Smalltalk › Gemtalk › GLASS

Re: [Glass] case insensitive search broken for Unicode7

_‹ Previous Topic Next Topic _›

Classic

List

Threaded

6 messages Options

Pieter Nagel-3

Re: [Glass] case insensitive search broken for Unicode7

Please note that Unicode16 and Unicode32 have the same problem as well.

I can confirm that the patch that Mariano Martinez Peck posted [*] works
for all three classes, at least in the sense that none of our unit tests
catch any error, and it fixes the insensitve sorting issue (for those who
don't care about using an ICU collator).

US-centric system *might* get away with patching Unicode7 alone, but then
you'd have to be pretty sure that you never deal characters beyond strict
ASCII, i.e. surnames with accented characters.

So I suggest people who need to patch Unicode7 do it to Unicode16 and
Unicode32 too.

[*] Unicode7 >> _findString: subString startingAt: startIndex ignoreCase:
aBoolean

^ super _findString: subString startingAt: startIndex ignoreCase: aBoolean

_______________________________________________
Glass mailing list
[hidden email]
http://lists.gemtalksystems.com/mailman/listinfo/glass

Pieter Nagel-3

Re: [Glass] case insensitive search broken for Unicode7

The currently buggy UnicodeX >> #_findString:startingAt:ignoreCase: delegates
to the ICU collator only in the case where ignoreCase is true. Is this
correct?

The reasoning seems to be that a case-sensitive match in Unicode can be done
by just comparing the byte values of the two strings for identity, as the
super
implementation presumably does. But since some letters can be decomposed into
multiple codepoints in canonical and non-canonical ways[1], that's not
true. And
I suppose surrogate escapes factor in here as true.

To be honest, I'm not familiar enough with ICU to know whether it
(optionally?)
takes character decomposition into account on comparison, but I would
guess that
issues like these are precisely why an industrial-strength Unicode handling
library was needed in the first place.

What does this look like in 3.2? Does your testing include comparisons
where the
two strings have characters decomposed in different ways?

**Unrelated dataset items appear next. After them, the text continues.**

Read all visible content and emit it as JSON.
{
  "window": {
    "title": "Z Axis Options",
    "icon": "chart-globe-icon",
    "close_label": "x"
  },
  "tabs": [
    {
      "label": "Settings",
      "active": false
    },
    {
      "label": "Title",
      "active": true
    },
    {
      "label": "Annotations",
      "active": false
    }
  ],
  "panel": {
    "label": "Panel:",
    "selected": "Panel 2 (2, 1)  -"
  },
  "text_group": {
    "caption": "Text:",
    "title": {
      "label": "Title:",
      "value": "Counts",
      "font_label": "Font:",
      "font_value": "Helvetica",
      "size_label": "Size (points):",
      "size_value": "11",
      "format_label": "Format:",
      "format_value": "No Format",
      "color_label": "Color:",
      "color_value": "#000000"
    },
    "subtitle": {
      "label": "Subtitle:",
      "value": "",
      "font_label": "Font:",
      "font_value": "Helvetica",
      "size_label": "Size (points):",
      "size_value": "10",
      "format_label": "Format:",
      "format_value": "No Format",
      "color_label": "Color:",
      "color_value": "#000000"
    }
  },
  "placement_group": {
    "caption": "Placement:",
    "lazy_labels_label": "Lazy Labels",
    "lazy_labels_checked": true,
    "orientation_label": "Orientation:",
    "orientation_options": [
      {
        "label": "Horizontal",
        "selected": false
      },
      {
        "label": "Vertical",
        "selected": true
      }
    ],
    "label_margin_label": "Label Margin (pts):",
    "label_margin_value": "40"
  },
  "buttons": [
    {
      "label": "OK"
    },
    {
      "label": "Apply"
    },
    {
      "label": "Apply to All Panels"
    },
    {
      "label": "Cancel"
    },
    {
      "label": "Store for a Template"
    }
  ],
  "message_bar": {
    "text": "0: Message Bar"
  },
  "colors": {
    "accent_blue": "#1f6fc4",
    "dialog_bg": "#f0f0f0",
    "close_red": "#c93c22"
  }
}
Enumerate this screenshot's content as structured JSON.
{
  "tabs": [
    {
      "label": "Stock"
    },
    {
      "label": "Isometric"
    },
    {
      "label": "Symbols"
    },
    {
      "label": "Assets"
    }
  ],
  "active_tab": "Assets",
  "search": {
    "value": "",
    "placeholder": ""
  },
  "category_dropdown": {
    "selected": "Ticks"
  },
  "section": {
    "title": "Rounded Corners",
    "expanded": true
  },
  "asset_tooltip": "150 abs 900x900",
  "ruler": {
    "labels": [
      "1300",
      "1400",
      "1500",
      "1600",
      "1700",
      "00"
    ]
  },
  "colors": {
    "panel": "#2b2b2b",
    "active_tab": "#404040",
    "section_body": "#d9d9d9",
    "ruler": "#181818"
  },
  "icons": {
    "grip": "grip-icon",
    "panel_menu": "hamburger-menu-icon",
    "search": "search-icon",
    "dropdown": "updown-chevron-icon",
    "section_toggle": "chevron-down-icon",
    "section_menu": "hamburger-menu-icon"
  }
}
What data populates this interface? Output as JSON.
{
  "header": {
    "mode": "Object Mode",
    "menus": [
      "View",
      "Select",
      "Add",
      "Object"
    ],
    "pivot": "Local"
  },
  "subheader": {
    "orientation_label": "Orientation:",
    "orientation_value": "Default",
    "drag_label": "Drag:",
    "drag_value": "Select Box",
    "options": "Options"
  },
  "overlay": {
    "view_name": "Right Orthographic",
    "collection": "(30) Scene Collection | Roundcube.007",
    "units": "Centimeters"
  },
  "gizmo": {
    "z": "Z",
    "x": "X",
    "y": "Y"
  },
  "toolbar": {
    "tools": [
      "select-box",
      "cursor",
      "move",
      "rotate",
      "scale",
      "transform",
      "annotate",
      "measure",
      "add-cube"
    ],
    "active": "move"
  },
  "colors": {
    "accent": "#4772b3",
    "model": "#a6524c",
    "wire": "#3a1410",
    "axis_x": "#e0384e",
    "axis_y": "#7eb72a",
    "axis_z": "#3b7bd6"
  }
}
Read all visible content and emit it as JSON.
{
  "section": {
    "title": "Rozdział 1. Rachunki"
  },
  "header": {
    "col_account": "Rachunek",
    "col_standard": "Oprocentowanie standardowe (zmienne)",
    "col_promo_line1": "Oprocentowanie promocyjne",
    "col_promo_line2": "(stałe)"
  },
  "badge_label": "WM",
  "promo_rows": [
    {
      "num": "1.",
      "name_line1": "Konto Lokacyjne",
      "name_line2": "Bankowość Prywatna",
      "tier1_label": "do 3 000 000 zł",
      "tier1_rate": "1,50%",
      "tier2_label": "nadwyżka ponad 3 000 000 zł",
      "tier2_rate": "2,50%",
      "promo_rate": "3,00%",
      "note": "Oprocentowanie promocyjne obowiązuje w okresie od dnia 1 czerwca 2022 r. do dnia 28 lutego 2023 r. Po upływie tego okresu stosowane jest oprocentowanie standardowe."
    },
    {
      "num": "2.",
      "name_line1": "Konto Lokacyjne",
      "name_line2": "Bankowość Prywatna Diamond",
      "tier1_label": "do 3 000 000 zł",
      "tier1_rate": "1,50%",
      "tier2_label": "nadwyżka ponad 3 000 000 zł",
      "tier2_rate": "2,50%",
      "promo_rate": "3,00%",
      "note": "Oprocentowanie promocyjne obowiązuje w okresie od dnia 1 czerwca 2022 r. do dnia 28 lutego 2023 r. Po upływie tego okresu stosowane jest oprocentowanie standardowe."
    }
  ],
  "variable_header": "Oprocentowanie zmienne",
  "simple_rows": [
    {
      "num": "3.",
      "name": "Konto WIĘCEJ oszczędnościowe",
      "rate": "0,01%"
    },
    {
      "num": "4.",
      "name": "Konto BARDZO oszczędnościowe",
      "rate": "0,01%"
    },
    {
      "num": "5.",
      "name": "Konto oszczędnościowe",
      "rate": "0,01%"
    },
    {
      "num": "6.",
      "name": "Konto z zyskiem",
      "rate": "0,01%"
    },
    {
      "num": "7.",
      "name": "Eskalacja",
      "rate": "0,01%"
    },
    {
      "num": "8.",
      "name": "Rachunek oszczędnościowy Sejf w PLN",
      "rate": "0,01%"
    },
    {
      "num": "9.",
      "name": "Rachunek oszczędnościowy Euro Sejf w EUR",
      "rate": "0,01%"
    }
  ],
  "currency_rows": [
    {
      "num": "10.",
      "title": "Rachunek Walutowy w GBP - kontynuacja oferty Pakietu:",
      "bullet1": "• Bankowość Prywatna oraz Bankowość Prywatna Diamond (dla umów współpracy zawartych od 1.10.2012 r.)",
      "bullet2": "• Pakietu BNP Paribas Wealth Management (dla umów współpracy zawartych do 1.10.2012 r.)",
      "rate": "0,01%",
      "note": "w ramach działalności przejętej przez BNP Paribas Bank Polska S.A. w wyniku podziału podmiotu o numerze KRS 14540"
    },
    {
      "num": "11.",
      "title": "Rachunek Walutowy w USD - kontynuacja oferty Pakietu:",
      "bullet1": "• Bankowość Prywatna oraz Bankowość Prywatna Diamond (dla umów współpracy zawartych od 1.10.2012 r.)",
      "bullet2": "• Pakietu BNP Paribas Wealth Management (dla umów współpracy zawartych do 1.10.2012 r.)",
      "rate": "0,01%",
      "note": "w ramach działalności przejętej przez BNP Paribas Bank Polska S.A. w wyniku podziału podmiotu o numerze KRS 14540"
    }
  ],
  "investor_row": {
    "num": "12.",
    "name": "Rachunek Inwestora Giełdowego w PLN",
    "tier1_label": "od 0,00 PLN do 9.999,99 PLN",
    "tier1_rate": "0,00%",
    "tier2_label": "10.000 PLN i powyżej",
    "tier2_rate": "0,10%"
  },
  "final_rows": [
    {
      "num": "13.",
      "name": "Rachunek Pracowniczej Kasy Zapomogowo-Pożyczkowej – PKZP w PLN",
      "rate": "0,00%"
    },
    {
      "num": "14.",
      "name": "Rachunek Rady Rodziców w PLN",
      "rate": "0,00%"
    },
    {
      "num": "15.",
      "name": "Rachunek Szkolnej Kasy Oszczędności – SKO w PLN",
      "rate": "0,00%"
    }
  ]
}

[1] I.e. U+00E9 LATIN SMALL LETTER E WITH ACUTE can also be decomposed as
U+0065 LATIN SMALL LETTER E + U+0301 COMBINING ACUTE ACCENT

_______________________________________________
Glass mailing list
[hidden email]
http://lists.gemtalksystems.com/mailman/listinfo/glass

Dale Henrichs-3

Re: [Glass] case insensitive search broken for Unicode7

Pieter,

The engineer responsible for the ICU implementation has been on vacation all week, so I haven't had a chance to discuss the #_findString:startingAt:ignoreCase: issue with him ...

With that said we have been "discovering" things about mixed Unicode[7|16|32] (where a collator is always used) and [DoubleByte|QuadByte]String classes and the basic conclusion that we've come to is that:

"it does not make sense to attempt to perfomed mixed comparisons

between Unicode* and *String instances"

For 3.2 the default mechanism ("Legacy comparison mode" ) will be that it is an error to attempt to compared a Unicode* instance with a *String instance, unless explicitly specifies a collator to be used for the comparison. We will also support "Unicode comparison mode" in which all comparisons for both Unicode* instances and *String instances will use the default collator.

I am planning to make "Unicode comparison mode" the default for GLASS.

There is an implication for upgrading a repository from 3.1 to 3.2, from the perspective that if you have "sorted" collections with mixed instances, it is possible that the sort order will change in "Unicode comparison mode" and you will start getting errors in "Legacy comparison mode" ...

I think that if you do have mixed "sorted" collections today that the sort order is probably not deterministic. In 3.1 a comparison with a *String receiver and a Unicode* argument may give a different answer if you reverse the comparison and have a Unicode* receiver and a *String argument ... common occurrences in sorted collections:)

If it isn't already obvious, 3.1 was our first attempt at introducing Unicode into the system and being a largely US-ASCII shop, we did not recognize the perils of mixing encoding schemes until we started trying to support Unicode indexing ...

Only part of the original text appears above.